$5 shows: The bands who fought to make punk cheap and affordable

$5 shows: The bands who fought to make punk cheap and affordable

Words by Morgan Mangan

Along with Fugazi and Wet Lips, Minor Threat were leading the way in making live music financially accessible to everyone.

In the ‘80s hardcore and punk scene, the idea of charging low costs for gigs became a huge part of what the genre was about. Minor Threat, led by frontman Ian MacKaye, became advocates for the notion to make shows as affordable as possible. Once supporting The Damned in Washington D.C., MacKaye voluntarily cut the bands pay in half when he found out tickets were $13.50.

Don’t take ‘Cashing In’ off Minor Threat’s 1983 record Out of Step, too literally. “The trouble with money, is that I want more/so let’s raise the price at the door/how much tonight? Three dollars or four?/you know we’ll make a million when we go on tour.”

Other bands of that period followed along in similar fashion including Circle One, a hardcore outfit from California, who’s singer John Macias founded P.U.N.X., an organisation that promoted and booked shows and never charged over $5.

MacKaye didn’t fall short on the idea of a low cover charge after Minor Threat came to a close. Forming Fugazi in 1987, he set the ground rules whereby they only played at all-ages shows and always stuck to a $5 cover charge. Their logic being, $5 was affordable to most and meant the person working the door didn’t have to make change.

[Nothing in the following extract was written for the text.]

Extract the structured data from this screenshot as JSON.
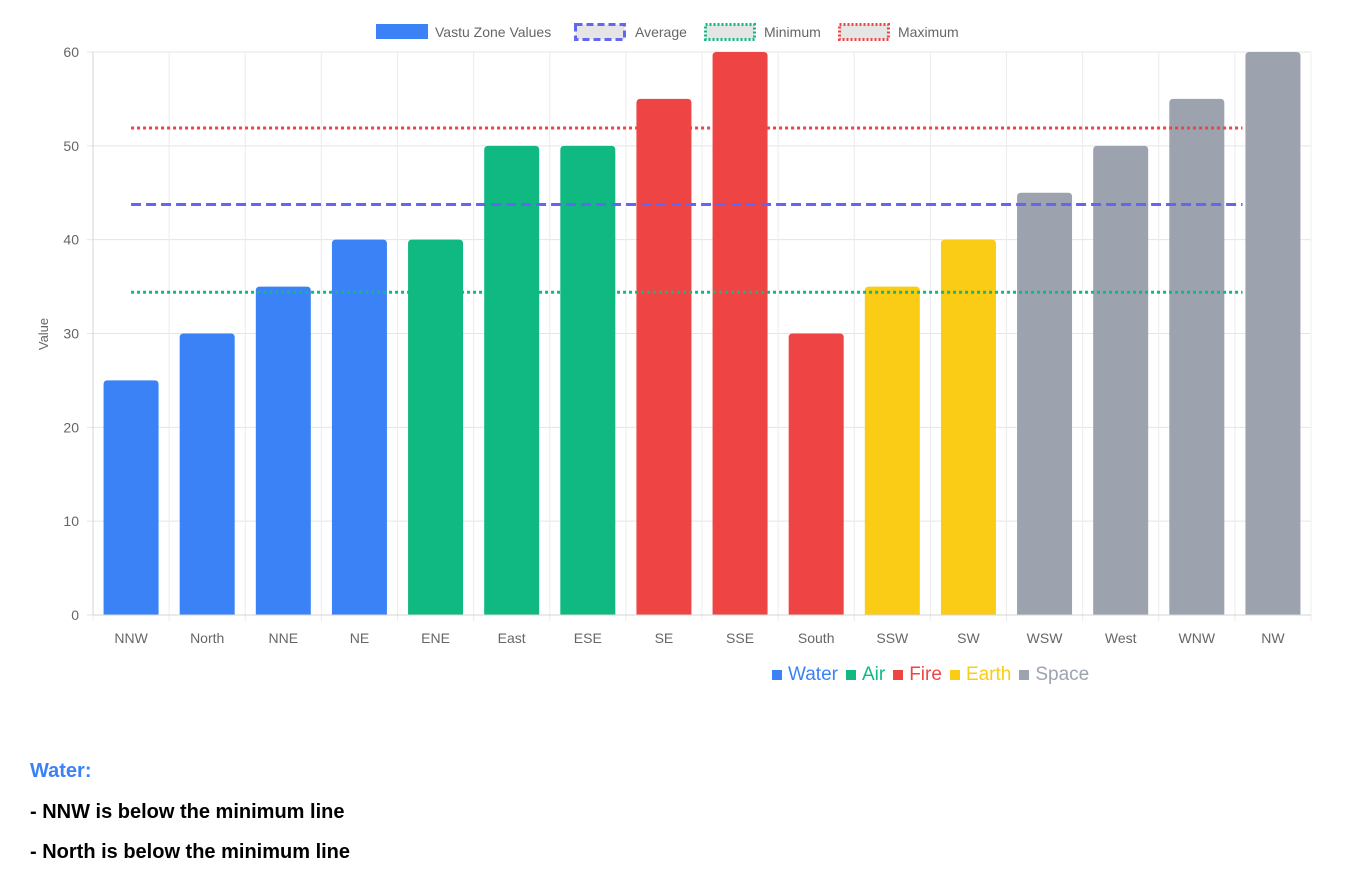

Charging only $5 in 1987 wasn’t an easy task, the band had to be strategic with tours and managing the band. They saved money by rarely staying in paid accommodation, routing tours in a way that saved both time and petrol, eating very little and saving money on a booker and band manager with MacKaye taking up both these roles. Yet these weren’t the only challenges, as guitarist Guy Picciotto once said, “When it’s five bucks, you get every jackass on the street who has five bucks and nothing to do that night.”

Times have changed and $5 can’t buy as much as it could 40 years ago. Thankfully, Melbourne’s many venues have given musicians the ability to play free shows yet still provide guaranteed pay for playing. The Tote and John Curtin front bars, Post Office Hotel, The Retreat, Edinburgh Castle, Some Velvet Morning and Compass Pizza are just a few examples of venues regularly hosting free gigs.

When a free gig isn’t possible, there are still bands taking matters into their own hands to make music accessible. For WETFEST 4 in 2018, Wet Lips presented ticket buyers with the choice to buy a ticket for someone else to attend. When purchasing online tickets, if you were willing and financially able, you could pay for the price of two tickets and Wet Lips would make these tickets available to others who were unable to afford their own.

These are just a few of the examples where punk helped make live music cheaper, more available and more accessible.